Ryder Uetrecht, 16, also appreciates how local weekly races let him tweak his racing technique in preparation for the junior national level bike races he competes in throughout the country. When the incoming Summit High School junior is home in Bend, he races in TFG races, as he did last Sunday, winning the men’s 4/5 category by a wheel-length margin.

“Although these races are local, I love them,” Uetrecht said while sitting in the grass and watching the men’s category 1/2 race whip by. “These races are good check-ins for me to see how I’m racing, to see if I’m fine-tuned or not. When I do those bigger (national) races, they’re high risk, high reward. If you don’t have everything together, a lot can go wrong. That’s where these races come in. They’re a big part of my training. They’re super fun.”

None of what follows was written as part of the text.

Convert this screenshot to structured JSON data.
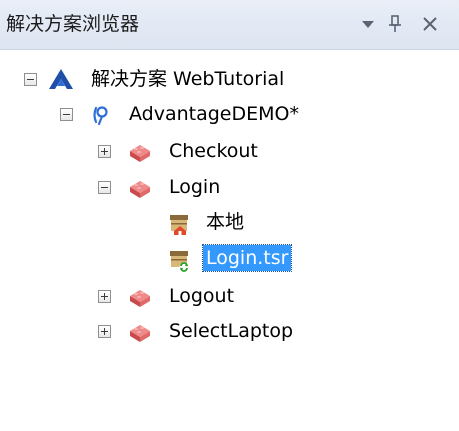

Uetrecht, a member of Bear Development’s men’s junior 15-16 elite team, began racing in the men’s 4/5 category during last year’s Worthy Series. He continued to race in the junior category as well so he can shepherd younger racers. Without a weekly criterium series, Uetrecht worries whether juniors will miss an opportunity to grow a love of racing.

In the wake of TFG Racing, one question remains: What does TFG stand for?

“It means ‘Two Fat Guys Racing,’” Lasala said with a laugh.